К воротам Экса ее вышли встречать местное духовенство, знать и первые лица городской управы. Они были почтительны, однако особого энтузиазма не выказали. Горожане встретили ее такой холодностью, что королева не могла не удивиться, тем более что и сопровождающие ее сановники вид имели мрачный и вымученный. Тысяча тревожных мыслей промелькнула в ее уме. Включая и самую страшную – что причиной всему козни венгерского короля. Как только королевский кортеж прибыл в крепость Шато-Арно, вельможи расступились, пропуская вперед Иоанну, ее советника Спинелли и двух придворных дам, и тут же сомкнули свои ряды, отрезав ее от остальной свиты. После чего стали по очереди охранять ворота крепости.

Сомнений не оставалось: королева отныне пленница, однако причины столь странного поступка со стороны провансальцев она понять не могла. Сколько ни расспрашивала она сановников, те, не переставая заверять ее в полнейшем своем почтении и преданности, отказывались что-либо объяснять, пока не получат новостей из Авиньона. В ожидании этих животрепещущих известий они оказывали Иоанне все почести, на какие вправе рассчитывать королева, но при этом не сводили с нее глаз и никуда из крепости не выпускали. Это новое препятствие немало огорчило Иоанну. Ей ничего не было известно о судьбе Людовика Тарентского, и в своем воображении, склонном во всем видеть новые несчастья, она то и дело представляла, как будет оплакивать его гибель.

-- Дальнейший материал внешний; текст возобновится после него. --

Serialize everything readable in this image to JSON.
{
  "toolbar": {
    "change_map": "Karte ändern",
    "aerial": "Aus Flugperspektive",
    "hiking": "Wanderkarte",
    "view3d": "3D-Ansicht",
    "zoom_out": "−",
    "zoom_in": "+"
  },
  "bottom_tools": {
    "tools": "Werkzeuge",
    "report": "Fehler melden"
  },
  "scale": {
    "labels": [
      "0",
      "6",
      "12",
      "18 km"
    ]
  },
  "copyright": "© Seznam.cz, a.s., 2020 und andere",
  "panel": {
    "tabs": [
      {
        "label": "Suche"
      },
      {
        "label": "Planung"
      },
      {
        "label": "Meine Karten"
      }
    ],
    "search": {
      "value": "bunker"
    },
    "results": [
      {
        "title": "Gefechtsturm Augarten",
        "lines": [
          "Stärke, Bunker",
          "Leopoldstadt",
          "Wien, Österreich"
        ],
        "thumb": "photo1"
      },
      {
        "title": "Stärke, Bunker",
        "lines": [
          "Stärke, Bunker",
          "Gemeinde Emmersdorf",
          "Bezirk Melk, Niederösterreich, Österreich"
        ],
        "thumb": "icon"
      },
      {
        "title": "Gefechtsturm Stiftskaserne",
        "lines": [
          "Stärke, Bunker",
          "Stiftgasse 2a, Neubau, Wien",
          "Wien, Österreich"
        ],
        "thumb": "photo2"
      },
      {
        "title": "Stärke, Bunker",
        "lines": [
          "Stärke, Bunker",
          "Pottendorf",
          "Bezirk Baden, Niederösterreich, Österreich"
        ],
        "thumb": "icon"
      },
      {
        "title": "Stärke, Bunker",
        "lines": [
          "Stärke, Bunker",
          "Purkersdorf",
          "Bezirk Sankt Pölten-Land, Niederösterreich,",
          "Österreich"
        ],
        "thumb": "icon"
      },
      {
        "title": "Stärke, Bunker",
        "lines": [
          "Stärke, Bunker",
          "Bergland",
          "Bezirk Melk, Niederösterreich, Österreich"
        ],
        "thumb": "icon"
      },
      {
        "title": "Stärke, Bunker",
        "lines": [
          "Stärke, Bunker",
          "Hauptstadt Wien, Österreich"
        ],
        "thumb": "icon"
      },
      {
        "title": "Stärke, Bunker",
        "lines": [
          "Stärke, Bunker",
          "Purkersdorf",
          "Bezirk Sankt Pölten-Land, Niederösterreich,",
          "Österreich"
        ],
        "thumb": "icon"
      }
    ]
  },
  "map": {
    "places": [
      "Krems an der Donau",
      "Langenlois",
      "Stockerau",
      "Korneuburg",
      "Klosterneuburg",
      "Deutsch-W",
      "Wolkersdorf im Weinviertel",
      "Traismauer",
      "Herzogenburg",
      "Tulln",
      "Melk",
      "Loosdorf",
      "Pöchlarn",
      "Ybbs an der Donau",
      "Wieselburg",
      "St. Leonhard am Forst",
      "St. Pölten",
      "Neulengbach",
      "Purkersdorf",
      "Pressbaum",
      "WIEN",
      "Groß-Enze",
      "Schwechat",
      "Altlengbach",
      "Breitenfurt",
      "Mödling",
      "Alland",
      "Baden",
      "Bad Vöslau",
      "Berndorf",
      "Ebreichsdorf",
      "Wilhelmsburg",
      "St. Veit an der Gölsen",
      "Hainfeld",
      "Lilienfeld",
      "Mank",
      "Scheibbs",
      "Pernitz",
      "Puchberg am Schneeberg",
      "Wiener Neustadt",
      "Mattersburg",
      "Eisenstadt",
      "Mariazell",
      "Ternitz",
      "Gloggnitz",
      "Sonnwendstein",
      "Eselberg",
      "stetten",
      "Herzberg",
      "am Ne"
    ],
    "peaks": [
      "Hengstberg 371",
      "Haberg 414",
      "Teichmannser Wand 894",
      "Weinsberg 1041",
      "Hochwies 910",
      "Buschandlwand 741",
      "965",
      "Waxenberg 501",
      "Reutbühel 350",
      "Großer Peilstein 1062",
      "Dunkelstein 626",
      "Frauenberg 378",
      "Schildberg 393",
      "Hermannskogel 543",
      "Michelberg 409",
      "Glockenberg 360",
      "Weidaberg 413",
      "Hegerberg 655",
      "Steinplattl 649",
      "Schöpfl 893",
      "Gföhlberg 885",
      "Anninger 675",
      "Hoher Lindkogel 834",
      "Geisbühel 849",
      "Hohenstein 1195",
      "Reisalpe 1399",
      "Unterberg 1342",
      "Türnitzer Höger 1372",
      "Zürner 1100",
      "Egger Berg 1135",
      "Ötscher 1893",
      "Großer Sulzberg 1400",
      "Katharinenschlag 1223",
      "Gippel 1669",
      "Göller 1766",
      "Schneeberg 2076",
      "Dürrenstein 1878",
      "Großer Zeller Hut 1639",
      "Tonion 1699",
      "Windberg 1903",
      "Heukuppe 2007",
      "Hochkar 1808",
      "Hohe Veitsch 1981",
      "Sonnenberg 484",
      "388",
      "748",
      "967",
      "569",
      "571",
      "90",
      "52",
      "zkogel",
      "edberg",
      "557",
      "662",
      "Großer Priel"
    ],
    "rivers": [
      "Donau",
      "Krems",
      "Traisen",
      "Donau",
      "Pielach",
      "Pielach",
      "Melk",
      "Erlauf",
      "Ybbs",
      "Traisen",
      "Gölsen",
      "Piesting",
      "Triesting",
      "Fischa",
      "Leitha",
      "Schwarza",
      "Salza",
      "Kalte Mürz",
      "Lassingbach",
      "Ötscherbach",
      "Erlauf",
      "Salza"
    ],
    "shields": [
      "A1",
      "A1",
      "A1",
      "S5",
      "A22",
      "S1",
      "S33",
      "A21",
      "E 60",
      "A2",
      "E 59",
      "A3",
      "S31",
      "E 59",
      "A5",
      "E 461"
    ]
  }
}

В это время Людовик Тарентский с преданным ему мессиром Аччайоли после утомительного путешествия сошел на берег в порту Пизы, откуда отправился во Флоренцию просить вооруженной помощи и денег. Однако флорентийцы решили соблюдать абсолютный нейтралитет и, как следствие, отказались впустить его в пределы города. Утратив последнюю надежду, князь Тарентский уже готов был прибегнуть к крайним мерам, когда Никколо Аччайоли сказал ему решительным тоном:

– Сударь, людям не дано постоянно наслаждаться благополучием, ибо не счесть напастей, кои нельзя ни упредить, ни предвидеть. Вы были богаты и могущественны, а теперь вынуждены скрываться и просить других о помощи. Поберегите силы для лучших дней. Я по-прежнему богат, и у меня есть родственники и друзья, чьим имуществом я могу распорядиться по своему усмотрению. Перво-наперво попытаемся увидеться с королевой, а потом решим, что делать дальше. Сам я никогда не перестану вас защищать и повиноваться вам как своему сеньору и повелителю!

Князь принял с живейшей признательностью столь щедрые подношения и ответил своему советнику, что отдает в руки его и себя, и свое будущее, каким бы оно ни было. Приверженность мессира Аччайоли господину была столь велика, что он уговорил и своего брата Анжело, архиепископа Флорентийского, пользовавшегося большим влиянием при дворе Климента VI, склонить понтифика на сторону Людовика Тарентского. И, не тратя времени понапрасну, князь с советником и добрейший этот прелат взошли на корабль и отплыли в Марсель. Но, узнав, что королеву содержат пленницей в Эксе, они высадились в городе Эг-Морт и направились прямиком в Авиньон. Очень скоро возымели эффект личная приязнь и уважение, которое Климент VI питал к архиепископу Флорентийскому: при папском дворе Людовика приняли с отеческой добротой, на что тот вовсе и не рассчитывал. Когда пришло время преклонить перед суверенным понтификом колено, его святейшество наклонился к нему, помог подняться и поздравил с обретением королевского титула.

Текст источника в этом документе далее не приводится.